Abdül Hamid II (r. 1876-1909)
The reign of Abdul Mejid closed amid turbulence and humiliations - massacre and bombardment at Jidda, massacre and Franco-British coercion in Syria - from all of which the sultan took refuge with women and wine, to meet in 1861 a drunkard's end. His successor, Abdul Aziz, had much the same intentions, the same civilian sympathies, the same policy of Europeanization, and a different, but more fatal, weakness of character. He was, perhaps, never wholly sane; but his aberration, at first attested only by an exalted conviction of his divine character and inability to do wrong, excited little attention until it began to issue in fantastic expenditure. Almost everything else in the empire went to the bad in this unhappy reign. The administration settled down to lifeless routine and lapsed into corruption : the national army was starved : the depreciation of the currency grew worse as the revenue declined and the sultan's household and personal extravagance increased.
In 1876 a dozen high officials, with the assent of the Sheikh-ul-Islam and the active dissent of no one, took Abdul Aziz from his throne to a prison, wherein two days later he perished, probably by his own hand. A puppet reigned three months as Murad V, and then, at the bidding of the same king-makers whom his uncle had obeyed, left the throne free for his brother Abdul Hamid, a man of affairs and ability, who was to be the most conspicuous, or rather, the most notorious Osmanli sultan since Suleiman.
Abdül Hamid II (r. 1876-1909), came to the throne with the approval of Midhat and other reformers. In December of that year, on the eve of the war with Russia, the new sultan promulgated a constitution, based on European models, that had been drafted by senior political, military, and religious officials under Midhat's direction. Embodying the substance of the Young Ottoman program, this document created a representative parliament, guaranteed religious liberty, and provided for enlarged freedom of expression. Abdül Hamid II's acceptance of constitutionalism was a temporary tactical expedient to gain the throne, however. Midhat was dismissed in February 1877 and was later murdered. The sultan called the empire's first parliament but dissolved it within a year.
Unrest in Eastern Rumelia led the European powers to insist on the union of that province with Bulgaria in 1885. Meanwhile, Greek and Bulgarian partisans were carrying on a running battle with Ottoman forces in Macedonia. In addition, the repression of revolutionary activities in Armenia during 1894-96 cost about 300,000 lives and aroused European public opinion against the Ottoman regime. Outside support for a rebellion on Crete also caused the Porte to declare war on Greece in 1897. Although the Ottoman army defeated the Greeks decisively in Thrace, the European powers forced a compromise peace that kept Crete under Ottoman suzerainty while installing the son of the Greek king as its governor.

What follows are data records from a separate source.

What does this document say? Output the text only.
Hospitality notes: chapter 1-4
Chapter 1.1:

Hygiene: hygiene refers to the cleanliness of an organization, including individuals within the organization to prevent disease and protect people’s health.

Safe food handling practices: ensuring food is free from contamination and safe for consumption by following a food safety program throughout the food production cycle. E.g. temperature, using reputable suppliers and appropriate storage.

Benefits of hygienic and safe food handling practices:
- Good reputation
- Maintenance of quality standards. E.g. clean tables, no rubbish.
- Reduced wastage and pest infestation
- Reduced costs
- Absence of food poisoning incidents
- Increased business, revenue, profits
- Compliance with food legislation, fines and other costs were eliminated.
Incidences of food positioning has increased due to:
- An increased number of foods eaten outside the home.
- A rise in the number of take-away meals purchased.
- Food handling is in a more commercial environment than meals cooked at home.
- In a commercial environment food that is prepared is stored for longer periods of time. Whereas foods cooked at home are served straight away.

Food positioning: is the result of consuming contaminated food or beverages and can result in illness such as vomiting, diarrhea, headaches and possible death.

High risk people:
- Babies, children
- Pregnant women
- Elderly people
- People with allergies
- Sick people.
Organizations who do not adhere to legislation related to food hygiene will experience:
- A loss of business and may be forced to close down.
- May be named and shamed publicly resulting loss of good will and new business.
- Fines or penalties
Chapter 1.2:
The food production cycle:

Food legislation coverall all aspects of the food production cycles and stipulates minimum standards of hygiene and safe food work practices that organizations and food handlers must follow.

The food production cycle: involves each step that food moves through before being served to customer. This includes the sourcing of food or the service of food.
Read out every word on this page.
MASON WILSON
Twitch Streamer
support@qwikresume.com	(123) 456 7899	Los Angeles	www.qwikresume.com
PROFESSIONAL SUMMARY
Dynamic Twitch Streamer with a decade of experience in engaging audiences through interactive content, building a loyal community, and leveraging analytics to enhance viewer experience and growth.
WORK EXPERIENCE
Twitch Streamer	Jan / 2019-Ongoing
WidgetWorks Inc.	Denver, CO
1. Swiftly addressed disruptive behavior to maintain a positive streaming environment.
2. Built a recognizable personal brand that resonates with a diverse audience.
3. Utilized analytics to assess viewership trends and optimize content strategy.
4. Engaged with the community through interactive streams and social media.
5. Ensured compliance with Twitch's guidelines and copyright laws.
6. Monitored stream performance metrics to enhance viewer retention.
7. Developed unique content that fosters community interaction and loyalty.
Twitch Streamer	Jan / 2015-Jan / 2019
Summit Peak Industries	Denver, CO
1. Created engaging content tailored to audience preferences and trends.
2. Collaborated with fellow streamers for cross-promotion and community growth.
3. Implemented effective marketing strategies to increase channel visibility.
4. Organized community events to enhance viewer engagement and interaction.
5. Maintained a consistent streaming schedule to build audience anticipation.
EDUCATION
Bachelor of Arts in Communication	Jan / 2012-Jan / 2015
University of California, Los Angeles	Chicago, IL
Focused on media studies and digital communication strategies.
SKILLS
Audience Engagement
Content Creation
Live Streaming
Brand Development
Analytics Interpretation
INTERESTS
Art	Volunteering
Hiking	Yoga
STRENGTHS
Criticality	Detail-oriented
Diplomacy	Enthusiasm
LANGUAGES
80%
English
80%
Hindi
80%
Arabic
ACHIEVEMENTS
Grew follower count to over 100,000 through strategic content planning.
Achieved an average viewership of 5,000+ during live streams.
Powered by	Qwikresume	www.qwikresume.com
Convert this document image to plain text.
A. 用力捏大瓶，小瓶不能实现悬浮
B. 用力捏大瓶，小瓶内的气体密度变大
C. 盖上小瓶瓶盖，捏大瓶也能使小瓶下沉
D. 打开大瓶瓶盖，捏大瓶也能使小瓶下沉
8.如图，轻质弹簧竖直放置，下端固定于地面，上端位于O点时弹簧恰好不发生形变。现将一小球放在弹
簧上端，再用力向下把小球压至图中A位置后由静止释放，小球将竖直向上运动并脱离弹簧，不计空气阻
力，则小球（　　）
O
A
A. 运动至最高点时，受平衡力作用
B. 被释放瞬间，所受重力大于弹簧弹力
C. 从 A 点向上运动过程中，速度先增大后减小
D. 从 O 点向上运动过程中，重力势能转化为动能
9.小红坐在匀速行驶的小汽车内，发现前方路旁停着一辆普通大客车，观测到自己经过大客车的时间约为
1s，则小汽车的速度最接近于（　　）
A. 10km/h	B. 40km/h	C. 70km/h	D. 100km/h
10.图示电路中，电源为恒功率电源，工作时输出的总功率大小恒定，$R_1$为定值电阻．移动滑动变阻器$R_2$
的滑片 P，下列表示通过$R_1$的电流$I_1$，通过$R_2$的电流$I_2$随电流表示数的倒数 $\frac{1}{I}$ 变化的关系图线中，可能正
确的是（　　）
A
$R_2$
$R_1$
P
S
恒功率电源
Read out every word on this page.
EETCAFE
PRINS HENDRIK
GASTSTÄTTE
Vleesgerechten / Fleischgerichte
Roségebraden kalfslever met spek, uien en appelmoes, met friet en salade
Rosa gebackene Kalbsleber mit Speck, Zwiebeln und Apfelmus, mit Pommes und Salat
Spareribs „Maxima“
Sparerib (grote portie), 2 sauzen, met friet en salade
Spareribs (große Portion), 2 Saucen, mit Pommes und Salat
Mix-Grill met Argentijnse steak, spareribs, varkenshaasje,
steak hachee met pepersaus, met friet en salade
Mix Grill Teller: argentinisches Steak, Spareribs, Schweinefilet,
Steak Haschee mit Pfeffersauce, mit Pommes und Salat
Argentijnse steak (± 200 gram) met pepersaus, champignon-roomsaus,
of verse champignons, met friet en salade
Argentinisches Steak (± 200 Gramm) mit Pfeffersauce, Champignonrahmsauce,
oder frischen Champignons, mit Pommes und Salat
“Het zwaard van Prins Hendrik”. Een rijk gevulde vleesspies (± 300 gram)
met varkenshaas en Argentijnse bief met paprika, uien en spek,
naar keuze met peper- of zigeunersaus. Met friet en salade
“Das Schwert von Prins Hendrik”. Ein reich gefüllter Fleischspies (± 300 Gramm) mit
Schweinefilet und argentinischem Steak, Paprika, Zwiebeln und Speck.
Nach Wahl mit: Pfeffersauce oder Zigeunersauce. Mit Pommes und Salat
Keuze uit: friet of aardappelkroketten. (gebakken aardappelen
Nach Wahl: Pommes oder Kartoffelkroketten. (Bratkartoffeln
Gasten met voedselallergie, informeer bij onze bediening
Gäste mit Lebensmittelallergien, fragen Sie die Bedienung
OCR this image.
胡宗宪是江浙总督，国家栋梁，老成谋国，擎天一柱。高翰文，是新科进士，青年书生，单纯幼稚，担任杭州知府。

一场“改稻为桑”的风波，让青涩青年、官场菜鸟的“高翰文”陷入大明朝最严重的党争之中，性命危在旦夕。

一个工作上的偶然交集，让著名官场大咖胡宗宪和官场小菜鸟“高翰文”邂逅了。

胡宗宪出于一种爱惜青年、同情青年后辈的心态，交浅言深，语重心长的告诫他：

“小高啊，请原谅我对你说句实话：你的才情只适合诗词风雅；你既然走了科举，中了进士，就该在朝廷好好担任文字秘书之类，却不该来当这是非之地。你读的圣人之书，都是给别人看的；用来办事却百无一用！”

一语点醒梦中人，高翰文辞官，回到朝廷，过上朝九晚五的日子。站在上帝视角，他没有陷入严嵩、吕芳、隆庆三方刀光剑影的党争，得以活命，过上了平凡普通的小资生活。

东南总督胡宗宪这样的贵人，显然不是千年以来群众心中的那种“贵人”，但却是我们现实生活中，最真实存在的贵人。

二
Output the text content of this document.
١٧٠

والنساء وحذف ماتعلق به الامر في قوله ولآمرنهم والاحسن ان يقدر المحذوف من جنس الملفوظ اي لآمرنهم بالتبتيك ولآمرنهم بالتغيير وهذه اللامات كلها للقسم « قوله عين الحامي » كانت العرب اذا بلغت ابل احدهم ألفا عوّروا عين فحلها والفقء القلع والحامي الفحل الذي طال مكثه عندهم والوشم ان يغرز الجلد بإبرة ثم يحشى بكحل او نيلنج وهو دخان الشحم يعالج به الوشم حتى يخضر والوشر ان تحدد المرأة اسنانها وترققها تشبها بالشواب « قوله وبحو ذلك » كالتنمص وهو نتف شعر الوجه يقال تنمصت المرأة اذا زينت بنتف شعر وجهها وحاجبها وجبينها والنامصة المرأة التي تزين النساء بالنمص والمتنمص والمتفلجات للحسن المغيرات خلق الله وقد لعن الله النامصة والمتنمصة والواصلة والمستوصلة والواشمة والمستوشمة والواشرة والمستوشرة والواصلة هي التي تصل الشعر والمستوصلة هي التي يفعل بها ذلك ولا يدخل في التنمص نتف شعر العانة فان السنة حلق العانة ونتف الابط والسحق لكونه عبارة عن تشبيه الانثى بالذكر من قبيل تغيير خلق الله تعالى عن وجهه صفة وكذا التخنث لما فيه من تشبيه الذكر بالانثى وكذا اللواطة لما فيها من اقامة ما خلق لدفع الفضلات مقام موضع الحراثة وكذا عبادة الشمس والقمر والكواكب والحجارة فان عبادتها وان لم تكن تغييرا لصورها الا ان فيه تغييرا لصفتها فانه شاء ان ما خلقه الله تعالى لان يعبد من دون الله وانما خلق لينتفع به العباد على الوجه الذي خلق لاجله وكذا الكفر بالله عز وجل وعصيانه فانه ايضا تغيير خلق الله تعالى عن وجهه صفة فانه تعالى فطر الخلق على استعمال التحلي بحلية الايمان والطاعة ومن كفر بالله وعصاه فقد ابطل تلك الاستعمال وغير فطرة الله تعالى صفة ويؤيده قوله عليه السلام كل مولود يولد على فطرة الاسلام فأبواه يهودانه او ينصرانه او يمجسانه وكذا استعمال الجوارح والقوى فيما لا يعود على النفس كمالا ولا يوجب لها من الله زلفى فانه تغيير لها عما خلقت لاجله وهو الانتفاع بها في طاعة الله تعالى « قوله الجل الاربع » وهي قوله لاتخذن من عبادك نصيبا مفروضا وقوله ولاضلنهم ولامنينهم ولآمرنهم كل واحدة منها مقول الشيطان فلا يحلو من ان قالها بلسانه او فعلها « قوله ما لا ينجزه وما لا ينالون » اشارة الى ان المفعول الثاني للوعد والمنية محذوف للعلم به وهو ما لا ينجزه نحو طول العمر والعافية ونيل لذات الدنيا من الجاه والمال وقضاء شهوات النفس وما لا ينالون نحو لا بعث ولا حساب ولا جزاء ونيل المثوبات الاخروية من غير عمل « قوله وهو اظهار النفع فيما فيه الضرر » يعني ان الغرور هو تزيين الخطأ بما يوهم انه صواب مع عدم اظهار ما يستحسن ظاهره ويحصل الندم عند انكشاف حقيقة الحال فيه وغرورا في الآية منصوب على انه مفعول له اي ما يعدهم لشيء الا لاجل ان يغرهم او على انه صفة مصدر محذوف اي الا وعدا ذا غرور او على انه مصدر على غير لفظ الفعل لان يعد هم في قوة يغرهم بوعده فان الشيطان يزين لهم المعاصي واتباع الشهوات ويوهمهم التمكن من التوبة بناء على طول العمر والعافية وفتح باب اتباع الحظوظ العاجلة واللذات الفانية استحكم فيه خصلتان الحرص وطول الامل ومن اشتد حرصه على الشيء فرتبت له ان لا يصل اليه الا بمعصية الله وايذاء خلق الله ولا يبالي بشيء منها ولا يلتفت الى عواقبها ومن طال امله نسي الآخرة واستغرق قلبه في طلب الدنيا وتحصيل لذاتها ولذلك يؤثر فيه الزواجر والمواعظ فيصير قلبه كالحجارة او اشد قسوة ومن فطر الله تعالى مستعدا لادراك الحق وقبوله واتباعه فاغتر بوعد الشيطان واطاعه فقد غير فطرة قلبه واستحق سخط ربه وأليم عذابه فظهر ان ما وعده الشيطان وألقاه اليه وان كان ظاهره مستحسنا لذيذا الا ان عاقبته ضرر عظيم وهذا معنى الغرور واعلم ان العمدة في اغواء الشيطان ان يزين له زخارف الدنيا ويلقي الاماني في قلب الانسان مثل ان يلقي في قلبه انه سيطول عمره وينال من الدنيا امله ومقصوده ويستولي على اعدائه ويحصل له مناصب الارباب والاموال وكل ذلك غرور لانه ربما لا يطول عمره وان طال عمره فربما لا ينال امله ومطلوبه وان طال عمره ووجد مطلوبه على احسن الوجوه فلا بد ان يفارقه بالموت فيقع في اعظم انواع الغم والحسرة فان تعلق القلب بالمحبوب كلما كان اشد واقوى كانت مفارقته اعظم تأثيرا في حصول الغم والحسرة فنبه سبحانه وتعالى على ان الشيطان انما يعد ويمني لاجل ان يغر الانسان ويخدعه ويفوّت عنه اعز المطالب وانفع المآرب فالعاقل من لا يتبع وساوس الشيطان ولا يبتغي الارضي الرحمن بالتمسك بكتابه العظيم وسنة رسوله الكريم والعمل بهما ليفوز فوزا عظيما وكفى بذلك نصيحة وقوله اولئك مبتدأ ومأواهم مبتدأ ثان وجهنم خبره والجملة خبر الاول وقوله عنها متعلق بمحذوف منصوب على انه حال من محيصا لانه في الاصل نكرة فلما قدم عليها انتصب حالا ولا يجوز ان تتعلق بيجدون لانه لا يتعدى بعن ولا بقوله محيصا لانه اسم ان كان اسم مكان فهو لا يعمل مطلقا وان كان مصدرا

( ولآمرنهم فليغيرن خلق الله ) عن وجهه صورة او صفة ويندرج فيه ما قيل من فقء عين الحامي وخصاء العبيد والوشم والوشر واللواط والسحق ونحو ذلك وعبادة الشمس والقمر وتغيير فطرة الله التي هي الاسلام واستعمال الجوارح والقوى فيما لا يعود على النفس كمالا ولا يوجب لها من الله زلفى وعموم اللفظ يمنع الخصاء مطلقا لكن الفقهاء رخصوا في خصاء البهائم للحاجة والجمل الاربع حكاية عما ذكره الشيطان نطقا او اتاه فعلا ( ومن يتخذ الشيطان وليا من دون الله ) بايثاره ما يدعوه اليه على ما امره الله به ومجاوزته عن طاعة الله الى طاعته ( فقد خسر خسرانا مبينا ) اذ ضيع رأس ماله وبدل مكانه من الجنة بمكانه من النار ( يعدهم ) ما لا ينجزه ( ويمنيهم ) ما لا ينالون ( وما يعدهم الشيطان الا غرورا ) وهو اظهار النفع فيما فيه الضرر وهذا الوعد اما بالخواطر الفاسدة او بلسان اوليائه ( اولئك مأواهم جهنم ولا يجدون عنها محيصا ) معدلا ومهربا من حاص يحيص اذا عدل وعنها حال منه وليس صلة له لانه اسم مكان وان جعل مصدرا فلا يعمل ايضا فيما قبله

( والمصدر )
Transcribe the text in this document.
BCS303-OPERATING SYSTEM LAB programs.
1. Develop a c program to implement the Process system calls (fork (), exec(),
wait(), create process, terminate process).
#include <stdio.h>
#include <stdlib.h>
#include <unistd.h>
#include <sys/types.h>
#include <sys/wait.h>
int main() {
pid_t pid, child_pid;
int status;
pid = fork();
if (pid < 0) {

More isolated from Europe than it had been for half a century, the Ottoman regime could count on support only from Germany, whose friendship offered Abdül Hamid II a congenial alternative to British and French intervention. In 1902 Germany was granted a ninety-nine-year concession to build and operate a Berlin-to-Baghdad rail connection. Germany continued to invest in the Ottoman economy, and German officers held training and command posts in the Ottoman army.
Opposition to the sultan's regime continued to assert itself among Westernized intellectuals and liberal members of the ruling class. Some continued to advocate "Ottomanism," whereas others argued for pan-Turanism, the union of Turkic-speaking peoples inside and outside the Ottoman Empire. The Turkish nationalist ideologist of the period was the writer Ziya Gökalp, who defined Turkish nationalism within the context of the Ottoman Empire. Gökalp went much farther than his contemporaries, however, by calling for the adoption of the vernacular in place of Ottoman Turkish. Gökalp's advocacy of a national Turkish state in which folk culture and Western values would play equally important revitalizing roles foreshadowed events a quarter-century in the future.